The rescue squad and firefighters that managed to excavate Boyle from the car would receive awards for their efforts, but it was the availability of blood donations that ultimately saved his life. When he arrived at a local trauma center, Boyle was given the first of what would end up being 36 blood transfusions, 13 plasma treatments and 14 major operations. The medical team told his parents it'd be a miracle if he lasted 24 hours. They suggested soliciting final goodbyes from friends and family. 

But Boyle would fight. He survived the first 24 hours, then the first 48 hours, then the first week. He received more transfusions, more plasma treatments, and suddenly a month had gone by. Then it was two months. Boyle was in a medically induced coma,  hanging onto life by a thread. He remembers overhearing people talking in his hospital room and saying that there was a strong possibility he'd spend the rest of his life in a nursing home in a vegetative state. 

Then he blinked his eyes. He moved a hand, managed a smile. Day by day, Boyle began to recover.

"When I heard about how much blood I received, it really motivated me, it really impacted me," he said. "And I thought, 'wow, one day, if I ever leave here, leave the hospital and make a full recovery, I want to be able to go back and give something to my health care team, to my rescue squad, and be an advocate for blood donation.'"

And that's exactly what he did. 

Three years after leaving the Intensive Care Unit, Boyle was still feeling limited.
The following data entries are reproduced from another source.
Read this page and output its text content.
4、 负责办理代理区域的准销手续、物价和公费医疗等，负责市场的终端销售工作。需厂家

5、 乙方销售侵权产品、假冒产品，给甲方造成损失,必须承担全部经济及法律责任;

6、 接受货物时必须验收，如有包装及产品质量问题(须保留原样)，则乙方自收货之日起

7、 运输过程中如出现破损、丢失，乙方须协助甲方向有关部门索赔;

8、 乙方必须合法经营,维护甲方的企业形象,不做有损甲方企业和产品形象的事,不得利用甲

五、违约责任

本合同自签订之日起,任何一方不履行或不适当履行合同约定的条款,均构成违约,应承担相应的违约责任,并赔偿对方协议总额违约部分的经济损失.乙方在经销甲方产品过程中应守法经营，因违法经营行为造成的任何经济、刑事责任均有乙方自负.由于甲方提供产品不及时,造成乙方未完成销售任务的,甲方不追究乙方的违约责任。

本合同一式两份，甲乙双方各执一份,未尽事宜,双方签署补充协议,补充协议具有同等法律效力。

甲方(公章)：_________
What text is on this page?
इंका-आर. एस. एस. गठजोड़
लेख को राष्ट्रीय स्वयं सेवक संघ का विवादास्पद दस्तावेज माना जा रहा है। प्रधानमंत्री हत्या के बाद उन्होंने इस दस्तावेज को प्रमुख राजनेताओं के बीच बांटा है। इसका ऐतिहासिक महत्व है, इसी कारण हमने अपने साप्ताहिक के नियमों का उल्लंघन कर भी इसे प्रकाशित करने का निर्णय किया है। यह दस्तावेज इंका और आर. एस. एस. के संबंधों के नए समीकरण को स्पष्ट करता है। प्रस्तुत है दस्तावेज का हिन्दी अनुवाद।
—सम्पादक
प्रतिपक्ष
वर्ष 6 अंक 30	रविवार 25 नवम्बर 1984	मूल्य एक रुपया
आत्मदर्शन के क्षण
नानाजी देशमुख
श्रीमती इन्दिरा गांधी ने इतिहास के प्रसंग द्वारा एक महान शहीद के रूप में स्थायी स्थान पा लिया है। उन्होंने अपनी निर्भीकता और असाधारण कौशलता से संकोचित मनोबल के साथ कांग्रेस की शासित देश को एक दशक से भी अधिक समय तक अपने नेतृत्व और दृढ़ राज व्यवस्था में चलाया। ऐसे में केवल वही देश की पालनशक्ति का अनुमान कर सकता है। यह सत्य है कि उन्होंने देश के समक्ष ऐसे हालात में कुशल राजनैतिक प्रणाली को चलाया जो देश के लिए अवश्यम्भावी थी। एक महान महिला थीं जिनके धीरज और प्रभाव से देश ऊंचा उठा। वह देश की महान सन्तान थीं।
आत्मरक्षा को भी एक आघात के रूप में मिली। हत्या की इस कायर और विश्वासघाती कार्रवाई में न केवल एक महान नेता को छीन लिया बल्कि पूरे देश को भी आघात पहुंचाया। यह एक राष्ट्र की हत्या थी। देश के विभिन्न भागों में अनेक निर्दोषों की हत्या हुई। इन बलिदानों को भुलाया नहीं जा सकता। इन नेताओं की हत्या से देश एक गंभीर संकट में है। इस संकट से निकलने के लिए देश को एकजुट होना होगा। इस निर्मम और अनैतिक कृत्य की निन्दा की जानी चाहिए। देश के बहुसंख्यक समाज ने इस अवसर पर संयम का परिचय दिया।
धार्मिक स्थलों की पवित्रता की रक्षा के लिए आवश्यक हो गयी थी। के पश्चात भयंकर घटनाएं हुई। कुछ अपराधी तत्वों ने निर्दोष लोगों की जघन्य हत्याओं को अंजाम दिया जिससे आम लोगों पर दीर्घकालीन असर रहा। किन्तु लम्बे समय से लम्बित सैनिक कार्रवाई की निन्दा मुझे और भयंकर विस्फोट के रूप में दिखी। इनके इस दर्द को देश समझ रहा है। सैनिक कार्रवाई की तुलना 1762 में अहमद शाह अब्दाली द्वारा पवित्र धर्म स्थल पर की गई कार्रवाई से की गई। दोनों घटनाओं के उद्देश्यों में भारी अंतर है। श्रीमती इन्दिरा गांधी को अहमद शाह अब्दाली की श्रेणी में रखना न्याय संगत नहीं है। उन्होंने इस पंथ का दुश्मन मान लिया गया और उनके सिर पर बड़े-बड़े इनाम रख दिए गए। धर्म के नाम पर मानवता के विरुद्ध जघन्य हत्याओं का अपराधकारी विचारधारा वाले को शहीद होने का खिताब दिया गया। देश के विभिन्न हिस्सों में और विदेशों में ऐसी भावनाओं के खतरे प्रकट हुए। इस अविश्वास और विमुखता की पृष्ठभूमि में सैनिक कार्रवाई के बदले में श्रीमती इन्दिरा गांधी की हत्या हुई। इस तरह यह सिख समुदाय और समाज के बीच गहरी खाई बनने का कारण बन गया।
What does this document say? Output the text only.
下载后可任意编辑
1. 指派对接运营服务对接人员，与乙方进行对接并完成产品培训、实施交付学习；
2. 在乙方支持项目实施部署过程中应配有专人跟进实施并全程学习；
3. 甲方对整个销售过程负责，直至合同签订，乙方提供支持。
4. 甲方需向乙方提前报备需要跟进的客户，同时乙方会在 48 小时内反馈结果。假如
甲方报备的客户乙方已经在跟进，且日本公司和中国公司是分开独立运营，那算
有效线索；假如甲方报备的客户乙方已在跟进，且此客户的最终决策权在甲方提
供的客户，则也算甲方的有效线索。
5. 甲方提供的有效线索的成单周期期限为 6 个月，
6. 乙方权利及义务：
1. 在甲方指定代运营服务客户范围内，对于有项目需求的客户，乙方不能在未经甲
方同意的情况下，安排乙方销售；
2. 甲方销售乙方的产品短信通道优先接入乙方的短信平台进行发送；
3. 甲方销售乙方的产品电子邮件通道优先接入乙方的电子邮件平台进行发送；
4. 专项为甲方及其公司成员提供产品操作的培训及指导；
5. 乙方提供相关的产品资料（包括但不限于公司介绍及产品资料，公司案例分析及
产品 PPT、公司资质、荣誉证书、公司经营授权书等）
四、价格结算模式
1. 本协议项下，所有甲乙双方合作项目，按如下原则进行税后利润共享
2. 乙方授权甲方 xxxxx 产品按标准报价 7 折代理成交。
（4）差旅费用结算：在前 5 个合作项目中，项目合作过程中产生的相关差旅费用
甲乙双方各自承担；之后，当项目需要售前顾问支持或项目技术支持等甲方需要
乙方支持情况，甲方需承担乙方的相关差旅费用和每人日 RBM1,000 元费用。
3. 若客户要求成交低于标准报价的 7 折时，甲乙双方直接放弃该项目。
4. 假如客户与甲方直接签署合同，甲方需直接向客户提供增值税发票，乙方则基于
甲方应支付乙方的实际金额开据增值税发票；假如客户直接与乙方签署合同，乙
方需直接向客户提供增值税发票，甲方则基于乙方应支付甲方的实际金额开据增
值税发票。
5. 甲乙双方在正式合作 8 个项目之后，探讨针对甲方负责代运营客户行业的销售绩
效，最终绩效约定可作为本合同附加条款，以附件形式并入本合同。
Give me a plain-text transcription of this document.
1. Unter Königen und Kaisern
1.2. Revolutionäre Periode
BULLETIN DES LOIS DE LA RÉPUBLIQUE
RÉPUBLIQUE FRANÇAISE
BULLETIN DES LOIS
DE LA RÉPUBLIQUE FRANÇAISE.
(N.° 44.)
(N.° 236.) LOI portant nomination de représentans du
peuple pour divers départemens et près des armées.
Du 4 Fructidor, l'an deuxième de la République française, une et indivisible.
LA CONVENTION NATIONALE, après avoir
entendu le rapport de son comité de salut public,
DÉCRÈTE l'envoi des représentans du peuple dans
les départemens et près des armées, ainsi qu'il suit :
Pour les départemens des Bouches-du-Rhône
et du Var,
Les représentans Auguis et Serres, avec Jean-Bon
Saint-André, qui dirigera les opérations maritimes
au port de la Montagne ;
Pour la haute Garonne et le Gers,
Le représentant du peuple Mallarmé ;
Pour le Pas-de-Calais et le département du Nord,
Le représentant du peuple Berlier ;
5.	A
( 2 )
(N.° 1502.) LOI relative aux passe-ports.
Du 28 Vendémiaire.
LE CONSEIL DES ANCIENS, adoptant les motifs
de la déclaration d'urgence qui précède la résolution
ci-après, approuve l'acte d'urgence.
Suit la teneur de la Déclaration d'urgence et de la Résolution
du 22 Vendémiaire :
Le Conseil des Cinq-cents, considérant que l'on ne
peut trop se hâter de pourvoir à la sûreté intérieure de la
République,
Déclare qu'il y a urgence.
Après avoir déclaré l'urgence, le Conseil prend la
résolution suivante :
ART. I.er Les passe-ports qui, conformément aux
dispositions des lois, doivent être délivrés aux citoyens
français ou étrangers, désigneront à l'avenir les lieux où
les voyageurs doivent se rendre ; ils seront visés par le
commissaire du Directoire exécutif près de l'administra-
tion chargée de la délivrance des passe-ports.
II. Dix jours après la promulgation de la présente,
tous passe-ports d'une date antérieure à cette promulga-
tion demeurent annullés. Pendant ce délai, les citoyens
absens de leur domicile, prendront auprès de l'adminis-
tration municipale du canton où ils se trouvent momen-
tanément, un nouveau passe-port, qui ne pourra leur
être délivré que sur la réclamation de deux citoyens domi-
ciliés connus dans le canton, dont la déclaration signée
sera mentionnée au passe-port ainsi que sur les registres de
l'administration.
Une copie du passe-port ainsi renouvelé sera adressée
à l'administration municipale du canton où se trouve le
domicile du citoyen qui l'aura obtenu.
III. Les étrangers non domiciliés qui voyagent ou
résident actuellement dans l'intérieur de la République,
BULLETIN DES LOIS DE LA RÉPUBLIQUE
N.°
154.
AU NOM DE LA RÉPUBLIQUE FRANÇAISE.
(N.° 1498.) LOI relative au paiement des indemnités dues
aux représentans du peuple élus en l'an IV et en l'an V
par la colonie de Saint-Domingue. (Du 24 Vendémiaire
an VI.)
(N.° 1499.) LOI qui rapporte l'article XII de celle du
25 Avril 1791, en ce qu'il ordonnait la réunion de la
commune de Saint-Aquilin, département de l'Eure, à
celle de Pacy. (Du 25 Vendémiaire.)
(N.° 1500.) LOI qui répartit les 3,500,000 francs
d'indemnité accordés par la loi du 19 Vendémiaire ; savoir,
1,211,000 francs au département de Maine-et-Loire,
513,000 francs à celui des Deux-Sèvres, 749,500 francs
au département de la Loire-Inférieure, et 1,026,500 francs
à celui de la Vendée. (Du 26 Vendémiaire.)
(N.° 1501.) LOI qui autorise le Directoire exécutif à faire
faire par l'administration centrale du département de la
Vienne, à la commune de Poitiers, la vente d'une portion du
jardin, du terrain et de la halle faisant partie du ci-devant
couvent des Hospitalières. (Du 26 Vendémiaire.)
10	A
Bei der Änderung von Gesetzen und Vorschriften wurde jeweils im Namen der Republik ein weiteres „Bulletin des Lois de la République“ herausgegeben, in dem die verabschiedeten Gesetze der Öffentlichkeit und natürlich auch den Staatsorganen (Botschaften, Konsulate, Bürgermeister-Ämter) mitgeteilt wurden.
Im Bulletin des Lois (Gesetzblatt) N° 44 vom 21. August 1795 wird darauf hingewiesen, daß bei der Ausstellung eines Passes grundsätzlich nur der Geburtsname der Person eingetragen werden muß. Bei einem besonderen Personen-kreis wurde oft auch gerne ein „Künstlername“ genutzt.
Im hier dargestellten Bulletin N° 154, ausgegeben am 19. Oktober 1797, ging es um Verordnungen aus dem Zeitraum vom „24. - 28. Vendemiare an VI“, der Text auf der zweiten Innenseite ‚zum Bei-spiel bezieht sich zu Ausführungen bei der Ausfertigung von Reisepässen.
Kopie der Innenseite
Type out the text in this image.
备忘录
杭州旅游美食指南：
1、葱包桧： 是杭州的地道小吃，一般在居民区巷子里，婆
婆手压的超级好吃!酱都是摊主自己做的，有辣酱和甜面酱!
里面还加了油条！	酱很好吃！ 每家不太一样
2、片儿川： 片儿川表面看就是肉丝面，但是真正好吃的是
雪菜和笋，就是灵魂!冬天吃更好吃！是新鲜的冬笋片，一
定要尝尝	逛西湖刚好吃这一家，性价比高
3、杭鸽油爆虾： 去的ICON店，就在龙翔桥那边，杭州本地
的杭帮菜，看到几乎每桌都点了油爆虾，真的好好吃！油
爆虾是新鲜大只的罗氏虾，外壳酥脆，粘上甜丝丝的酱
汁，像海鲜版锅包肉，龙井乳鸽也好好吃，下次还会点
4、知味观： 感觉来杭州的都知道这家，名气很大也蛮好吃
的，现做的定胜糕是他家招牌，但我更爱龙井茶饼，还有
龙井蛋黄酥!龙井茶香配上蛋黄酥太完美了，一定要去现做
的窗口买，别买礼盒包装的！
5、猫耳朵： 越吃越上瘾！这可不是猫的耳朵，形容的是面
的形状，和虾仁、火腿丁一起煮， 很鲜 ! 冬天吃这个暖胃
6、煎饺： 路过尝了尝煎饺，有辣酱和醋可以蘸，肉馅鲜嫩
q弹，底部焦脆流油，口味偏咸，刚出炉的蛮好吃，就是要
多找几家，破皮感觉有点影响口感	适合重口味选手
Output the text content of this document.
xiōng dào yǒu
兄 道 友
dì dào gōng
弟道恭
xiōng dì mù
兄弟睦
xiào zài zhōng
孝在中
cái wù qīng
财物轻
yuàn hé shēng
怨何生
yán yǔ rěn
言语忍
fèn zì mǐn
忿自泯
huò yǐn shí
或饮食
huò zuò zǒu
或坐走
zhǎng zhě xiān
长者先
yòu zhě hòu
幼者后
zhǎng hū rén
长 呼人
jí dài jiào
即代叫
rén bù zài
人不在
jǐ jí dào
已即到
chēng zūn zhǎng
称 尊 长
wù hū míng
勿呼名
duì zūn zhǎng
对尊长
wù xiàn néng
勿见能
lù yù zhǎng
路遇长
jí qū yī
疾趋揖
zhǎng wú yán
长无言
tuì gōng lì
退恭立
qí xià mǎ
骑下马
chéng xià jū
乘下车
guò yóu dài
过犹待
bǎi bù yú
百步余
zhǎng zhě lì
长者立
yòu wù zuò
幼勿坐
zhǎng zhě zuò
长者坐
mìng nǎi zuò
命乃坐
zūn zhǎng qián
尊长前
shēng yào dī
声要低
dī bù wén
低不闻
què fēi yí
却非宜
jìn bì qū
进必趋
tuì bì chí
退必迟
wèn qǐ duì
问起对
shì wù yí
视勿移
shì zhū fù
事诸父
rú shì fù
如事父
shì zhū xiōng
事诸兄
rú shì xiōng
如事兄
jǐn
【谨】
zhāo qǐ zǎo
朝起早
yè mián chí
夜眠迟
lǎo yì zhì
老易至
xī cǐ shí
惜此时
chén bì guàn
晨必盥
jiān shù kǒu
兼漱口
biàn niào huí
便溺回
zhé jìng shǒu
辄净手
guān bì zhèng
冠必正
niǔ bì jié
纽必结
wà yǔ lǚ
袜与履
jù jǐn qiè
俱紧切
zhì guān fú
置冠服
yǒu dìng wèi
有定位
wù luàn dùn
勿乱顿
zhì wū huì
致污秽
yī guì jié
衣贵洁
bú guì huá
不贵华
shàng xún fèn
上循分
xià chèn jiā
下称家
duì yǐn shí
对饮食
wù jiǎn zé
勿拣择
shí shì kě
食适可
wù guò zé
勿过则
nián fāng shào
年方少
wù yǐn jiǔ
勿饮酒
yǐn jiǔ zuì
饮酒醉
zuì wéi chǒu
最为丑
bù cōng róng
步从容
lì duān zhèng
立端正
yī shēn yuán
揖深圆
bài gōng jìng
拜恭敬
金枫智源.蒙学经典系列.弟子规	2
He was back in the pool swimming, but he could only doggie paddle. He was out of the hospital, but his injuries were so bad that a sneeze or a cough could mean heading back out of an abundance of caution. But while trying his best to complete his college education, Boyle remembered a goal he had in high school: to complete an Ironman triathlon.

Boyle holding up medals from the races he has competed in.  Courtesy JoAnn Boyle

"It struck me in my third year of college that if I can do something like cross the finish line in such an extreme race, my healing will finally be complete," Boyle said.

Despite having little preparation for the Ironman triathlon in Hawaii, which consisted of a 2.4-mile swim, a 112-mile bike ride and a 26.2-mile run, Boyle completed the race.

"When I got to Hawaii the endorphins kicked in, the gratitude kicked in," Boyle remembered. "After about 15 hours, on October 13, 2007, I remember just seeing my parents at the finish line, seeing the happiness in their faces and the breath of life I had crossing that finish line. It was one of those moments in life where everything just stopped."

During the race, and for every race he's participated in since then, Boyle has sported 36 little red crosses on his body to honor the blood donors that saved his life. After 10 years of volunteering for the American Red Cross, during which he promoted the importance of giving blood in speeches and at events across the country, Boyle began working with the Red Cross full-time.

"Every two seconds, someone in the U.S. needs blood," Boyle said. "Back in July of 2004, I was one of those people. And I don't forget that. When you go in there and you give that donation, whether it's your first time or your 100th donation, you're going to be able to impact somebody and save up to potentially three lives by that one hour of your time."

Boyle giving blood at a Red Cross blood donation center.  Courtesy JoAnn Boyle

From June 11 to July 3, the Red Cross is campaigning for blood donations across the country. Donations are typically slow in the summertime: younger Americans who give blood at school or on campus are gone for the holidays, and lots of people are traveling for vacation. 

This year, the American Red Cross launched the #MissingTypes campaign, in which organizations drop the As, Bs, and Os from their logos to drive awareness of the importance of giving blood. A Plus is taking part in the initiative by shading out the "A" in our logo from June 11 to June 17.

Boyle is telling his story in hopes that he can encourage people who can donate to carve out an hour, overcome their fear of needles and consider the impact donating can have on someone else's life.

"I have goosebumps just thinking about the impact of that," he said. "The blood can go out to help people that are going through cancer having various treatments, car accident victims, sickle cell, or people who need blood to survive."

Boyle has been so moved by the mission of the Red Cross, and has benefitted so much from their cause, that he decided to memorialize the organization in one of the biggest ways imaginable.

"It's been a really special year because my wife and I had our first child," Boyle said. "We named her Clara, after the founder of Red Cross, Clara Barton."